You don’t need to mention the index names individually. You just use the _ALL_ option. SAS will delete all the available indexes from a dataset.

proc datasets lib=work;

modify temp_zipcode;

index delete _all_;

run;

proc contents data=work.temp_zipcode; quit;

Delete Index using PROC SQL

You can also use proc sql to delete indexes from a dataset. The only thing here is you have to list all selected indexes which you want to delete and add them after the DROP INDEX statement.

proc sql;

drop index ZIP on work.temp_zipcode;
drop index StateCityZip on work.temp_zipcode;

quit;

proc contents data=work.temp_zipcode; quit;
SAS drop index on sas dataset

Practical Tips for Creating Indexes

  1. The name of the simple index must match with the name of the column on which you want to create the index.
  2. The name of the composite index cannot be the same as the name of one of the columns in the table.
  3. If you use two columns to access data regularly, such as a First_Name column and a Last_Name column from an EMPLOYEE database, then you should create a composite index for the columns.
  4. Keep the number of indexes to a minimum to reduce disk space and update costs.
  5. Use indexes for queries that retrieve a relatively small number of rows (less than 15%).
  6. In general, indexing a small table does not result in a performance gain.
  7. In general, indexing on a column with a small number (less than 6 or 7) of distinct values does not result in a performance gain.
  8. For tables that have a primary key integrity constraint, do not create more than one index that is based on the same column as the primary key.

Free SAS Course

Learn SAS Code — The only programming course available on the internet which you need to master Data Analytics, Business Intelligence (BI) and Cloud technology.

100% free.

Unlock Free SAS Tutorials

FAQ

Why to create indexes on SAS dataset?

Indexes are created on SAS dataset to make data extraction query as quicker as possible. Though you have to have indexes created on the same columns on which your query apply filter and extract sub-set of a big dataset.

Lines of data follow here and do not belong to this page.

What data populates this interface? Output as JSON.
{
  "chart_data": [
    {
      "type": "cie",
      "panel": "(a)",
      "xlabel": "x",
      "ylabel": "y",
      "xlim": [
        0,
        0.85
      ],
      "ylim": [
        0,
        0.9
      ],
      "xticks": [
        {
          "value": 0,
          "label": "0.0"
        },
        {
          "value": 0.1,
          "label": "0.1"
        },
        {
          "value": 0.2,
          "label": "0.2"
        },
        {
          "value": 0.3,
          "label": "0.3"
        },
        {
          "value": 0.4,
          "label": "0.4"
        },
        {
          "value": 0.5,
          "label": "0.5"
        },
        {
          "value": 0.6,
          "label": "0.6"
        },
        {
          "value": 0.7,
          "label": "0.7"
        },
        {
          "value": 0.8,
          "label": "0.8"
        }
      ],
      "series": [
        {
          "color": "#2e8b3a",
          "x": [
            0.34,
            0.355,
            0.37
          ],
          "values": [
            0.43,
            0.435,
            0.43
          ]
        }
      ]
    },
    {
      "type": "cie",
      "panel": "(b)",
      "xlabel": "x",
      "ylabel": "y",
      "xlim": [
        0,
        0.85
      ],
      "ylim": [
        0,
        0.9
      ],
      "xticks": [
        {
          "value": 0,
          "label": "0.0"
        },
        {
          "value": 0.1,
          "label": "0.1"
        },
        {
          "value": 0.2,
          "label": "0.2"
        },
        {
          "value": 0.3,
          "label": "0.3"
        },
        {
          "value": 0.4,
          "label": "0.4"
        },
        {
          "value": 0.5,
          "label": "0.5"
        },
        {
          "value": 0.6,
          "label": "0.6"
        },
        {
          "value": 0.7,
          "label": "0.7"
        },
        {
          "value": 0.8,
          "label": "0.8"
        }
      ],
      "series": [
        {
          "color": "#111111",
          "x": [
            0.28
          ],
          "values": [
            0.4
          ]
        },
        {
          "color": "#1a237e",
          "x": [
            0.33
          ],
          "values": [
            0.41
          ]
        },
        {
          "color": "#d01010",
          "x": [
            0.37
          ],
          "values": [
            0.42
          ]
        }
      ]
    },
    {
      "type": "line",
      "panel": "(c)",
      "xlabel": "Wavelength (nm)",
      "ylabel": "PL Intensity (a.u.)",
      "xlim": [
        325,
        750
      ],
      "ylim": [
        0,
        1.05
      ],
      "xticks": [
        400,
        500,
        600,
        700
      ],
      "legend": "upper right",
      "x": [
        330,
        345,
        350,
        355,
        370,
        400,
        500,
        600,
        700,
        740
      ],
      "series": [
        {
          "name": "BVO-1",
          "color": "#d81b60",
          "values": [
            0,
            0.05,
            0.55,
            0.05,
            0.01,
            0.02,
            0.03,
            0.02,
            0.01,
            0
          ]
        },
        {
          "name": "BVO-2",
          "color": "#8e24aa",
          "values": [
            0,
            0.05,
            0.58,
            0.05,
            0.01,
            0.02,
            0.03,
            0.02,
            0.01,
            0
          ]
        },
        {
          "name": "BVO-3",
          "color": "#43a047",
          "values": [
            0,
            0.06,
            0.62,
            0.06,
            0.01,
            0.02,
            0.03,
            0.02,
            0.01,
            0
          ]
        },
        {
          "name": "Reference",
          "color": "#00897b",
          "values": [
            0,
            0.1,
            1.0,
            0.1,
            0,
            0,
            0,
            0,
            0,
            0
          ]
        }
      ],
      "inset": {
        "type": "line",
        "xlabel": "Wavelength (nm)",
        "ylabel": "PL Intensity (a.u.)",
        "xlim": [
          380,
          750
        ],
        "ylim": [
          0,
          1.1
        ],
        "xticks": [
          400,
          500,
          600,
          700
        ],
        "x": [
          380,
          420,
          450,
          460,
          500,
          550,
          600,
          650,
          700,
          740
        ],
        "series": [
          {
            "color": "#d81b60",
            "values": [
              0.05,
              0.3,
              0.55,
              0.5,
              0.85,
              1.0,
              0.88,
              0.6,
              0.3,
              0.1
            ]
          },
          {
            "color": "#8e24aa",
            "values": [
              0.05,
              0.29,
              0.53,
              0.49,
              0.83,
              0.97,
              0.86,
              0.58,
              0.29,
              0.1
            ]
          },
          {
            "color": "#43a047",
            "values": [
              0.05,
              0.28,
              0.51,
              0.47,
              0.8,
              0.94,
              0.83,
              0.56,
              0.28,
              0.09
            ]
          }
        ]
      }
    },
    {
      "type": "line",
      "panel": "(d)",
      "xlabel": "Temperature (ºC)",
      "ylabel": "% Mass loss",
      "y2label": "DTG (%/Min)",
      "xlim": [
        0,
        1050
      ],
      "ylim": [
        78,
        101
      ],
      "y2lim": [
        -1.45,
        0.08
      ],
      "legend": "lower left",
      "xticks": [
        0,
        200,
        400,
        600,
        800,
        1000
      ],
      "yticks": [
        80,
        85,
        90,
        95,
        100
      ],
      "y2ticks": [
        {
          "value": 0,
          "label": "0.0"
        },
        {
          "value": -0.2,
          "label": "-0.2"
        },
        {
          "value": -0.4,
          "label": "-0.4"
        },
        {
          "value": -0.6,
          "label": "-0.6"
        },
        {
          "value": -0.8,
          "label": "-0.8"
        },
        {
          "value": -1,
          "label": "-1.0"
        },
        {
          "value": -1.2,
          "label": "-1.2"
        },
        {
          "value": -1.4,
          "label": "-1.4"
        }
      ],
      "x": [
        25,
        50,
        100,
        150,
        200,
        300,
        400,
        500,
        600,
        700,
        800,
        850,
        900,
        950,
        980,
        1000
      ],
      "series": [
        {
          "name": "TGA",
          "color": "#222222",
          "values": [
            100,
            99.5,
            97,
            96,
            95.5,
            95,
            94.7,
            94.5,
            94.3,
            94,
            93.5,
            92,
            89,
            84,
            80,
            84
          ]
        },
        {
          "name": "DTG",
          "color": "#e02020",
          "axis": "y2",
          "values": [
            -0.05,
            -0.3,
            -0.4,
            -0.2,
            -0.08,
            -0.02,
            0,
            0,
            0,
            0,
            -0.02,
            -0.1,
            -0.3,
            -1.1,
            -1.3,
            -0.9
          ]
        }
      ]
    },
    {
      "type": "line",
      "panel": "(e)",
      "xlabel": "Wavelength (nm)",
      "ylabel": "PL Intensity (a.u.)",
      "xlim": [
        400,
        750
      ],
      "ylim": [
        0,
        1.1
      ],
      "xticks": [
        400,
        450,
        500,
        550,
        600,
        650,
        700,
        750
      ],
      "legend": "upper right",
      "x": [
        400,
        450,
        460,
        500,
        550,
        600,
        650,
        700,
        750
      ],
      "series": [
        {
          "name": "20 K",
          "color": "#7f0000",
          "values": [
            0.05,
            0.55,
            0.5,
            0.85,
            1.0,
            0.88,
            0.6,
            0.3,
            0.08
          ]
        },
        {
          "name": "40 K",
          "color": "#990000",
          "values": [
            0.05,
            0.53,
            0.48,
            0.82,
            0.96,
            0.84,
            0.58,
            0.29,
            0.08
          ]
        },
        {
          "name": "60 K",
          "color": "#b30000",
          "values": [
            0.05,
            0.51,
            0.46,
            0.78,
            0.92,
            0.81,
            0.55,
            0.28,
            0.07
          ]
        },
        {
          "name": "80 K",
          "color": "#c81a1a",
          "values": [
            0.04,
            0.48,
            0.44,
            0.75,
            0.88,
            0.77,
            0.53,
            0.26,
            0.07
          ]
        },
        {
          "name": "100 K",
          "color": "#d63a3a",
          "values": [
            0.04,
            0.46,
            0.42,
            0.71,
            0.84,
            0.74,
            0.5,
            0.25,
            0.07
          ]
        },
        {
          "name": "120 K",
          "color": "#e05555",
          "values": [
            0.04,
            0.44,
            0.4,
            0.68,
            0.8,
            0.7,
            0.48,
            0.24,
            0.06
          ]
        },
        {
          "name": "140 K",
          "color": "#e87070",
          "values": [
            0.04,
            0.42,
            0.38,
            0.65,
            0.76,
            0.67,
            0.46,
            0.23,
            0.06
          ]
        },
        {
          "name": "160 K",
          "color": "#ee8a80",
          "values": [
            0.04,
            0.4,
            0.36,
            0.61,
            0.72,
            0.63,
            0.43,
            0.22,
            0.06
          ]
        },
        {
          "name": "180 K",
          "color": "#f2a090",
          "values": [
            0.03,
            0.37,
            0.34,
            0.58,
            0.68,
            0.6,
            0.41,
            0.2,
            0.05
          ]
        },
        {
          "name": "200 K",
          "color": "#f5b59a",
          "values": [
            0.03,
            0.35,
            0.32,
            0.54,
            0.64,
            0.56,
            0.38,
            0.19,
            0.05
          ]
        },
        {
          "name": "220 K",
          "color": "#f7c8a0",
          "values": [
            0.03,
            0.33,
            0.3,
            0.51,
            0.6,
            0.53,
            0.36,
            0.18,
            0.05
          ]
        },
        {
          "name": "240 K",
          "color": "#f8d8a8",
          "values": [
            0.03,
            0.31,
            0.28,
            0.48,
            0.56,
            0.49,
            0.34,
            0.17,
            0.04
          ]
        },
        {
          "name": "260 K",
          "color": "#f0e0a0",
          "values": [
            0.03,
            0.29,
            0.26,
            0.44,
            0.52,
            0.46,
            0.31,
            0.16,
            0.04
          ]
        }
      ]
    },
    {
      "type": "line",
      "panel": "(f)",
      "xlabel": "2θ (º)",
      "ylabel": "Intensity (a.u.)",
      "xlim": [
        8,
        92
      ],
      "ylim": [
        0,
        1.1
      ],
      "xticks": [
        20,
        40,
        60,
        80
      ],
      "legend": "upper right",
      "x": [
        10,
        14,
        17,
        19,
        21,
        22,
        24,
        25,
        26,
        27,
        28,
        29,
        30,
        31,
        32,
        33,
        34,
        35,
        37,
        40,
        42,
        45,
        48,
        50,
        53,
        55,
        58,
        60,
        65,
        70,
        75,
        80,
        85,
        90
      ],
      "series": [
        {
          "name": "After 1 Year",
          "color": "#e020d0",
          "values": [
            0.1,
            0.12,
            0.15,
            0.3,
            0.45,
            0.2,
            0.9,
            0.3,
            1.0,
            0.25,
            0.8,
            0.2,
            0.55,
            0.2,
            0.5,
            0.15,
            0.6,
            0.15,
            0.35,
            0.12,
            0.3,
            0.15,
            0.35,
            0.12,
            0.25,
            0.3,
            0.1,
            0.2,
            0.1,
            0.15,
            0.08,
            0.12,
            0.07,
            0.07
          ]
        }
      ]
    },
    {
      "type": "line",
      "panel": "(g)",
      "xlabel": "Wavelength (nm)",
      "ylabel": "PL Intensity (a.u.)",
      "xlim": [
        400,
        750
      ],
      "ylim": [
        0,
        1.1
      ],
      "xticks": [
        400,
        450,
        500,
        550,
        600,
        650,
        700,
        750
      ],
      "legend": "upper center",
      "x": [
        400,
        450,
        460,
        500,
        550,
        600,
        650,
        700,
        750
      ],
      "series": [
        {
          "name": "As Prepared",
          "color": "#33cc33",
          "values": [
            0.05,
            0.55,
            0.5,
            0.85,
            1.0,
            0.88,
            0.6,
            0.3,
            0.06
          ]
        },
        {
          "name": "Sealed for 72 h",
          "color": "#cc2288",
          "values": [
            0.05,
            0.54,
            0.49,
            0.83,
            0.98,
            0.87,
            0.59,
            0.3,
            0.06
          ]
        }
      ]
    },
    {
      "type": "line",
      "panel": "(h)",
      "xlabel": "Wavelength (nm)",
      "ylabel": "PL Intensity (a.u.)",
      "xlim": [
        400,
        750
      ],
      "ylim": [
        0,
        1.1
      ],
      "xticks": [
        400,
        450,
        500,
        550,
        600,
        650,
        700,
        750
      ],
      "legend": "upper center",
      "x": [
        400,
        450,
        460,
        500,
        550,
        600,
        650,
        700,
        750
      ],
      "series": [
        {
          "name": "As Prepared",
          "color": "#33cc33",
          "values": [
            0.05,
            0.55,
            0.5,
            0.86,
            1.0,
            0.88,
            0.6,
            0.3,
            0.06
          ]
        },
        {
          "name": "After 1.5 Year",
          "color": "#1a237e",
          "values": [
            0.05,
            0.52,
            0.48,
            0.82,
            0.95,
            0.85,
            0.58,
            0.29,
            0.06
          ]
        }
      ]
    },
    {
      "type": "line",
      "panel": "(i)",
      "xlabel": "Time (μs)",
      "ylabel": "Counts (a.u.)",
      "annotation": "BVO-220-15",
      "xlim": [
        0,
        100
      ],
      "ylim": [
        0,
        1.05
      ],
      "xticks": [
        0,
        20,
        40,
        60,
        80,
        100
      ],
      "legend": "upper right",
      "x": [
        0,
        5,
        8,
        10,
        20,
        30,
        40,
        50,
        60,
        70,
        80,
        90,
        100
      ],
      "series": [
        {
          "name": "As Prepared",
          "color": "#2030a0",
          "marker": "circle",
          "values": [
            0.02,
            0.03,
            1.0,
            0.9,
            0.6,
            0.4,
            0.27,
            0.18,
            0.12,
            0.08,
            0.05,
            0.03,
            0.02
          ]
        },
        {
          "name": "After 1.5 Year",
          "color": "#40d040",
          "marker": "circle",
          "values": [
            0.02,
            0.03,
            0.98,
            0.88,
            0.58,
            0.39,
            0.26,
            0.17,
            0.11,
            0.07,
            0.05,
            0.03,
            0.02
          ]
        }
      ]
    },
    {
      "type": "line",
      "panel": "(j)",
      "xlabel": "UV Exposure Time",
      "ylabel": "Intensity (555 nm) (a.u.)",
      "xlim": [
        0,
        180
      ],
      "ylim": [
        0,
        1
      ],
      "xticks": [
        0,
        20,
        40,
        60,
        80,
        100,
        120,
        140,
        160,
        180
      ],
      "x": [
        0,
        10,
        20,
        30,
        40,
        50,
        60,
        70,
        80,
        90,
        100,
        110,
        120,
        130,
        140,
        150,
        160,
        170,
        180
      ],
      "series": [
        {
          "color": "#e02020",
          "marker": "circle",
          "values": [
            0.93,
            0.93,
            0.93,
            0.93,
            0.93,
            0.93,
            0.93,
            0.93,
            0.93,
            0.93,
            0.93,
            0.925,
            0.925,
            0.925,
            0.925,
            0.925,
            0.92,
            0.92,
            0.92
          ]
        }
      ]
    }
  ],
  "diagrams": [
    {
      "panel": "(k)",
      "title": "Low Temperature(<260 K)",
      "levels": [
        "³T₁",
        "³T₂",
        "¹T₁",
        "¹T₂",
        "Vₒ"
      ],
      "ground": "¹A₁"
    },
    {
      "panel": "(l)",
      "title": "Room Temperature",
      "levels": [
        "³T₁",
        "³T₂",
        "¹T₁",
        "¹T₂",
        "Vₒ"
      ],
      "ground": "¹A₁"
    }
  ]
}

Is it compulsory to create index on SAS dataset?

No. It is not compulsory to create index on a SAS dataset but it’s highly recommended specially when you’re accessing a huge dataset. Data retrieval becomes faster if you have indexes created on the same dataset. 

What are the major benefits of creating an index?

Faster data extraction: Indexes are used to retrieve data from the database more quickly. It’s used to quickly locate data without having to search every row in a dataset every time a SAS dataset is accessed.

 

Indexes can be created using one or more columns of a dataset, providing the basis for both rapid random lookups and efficient access of ordered records.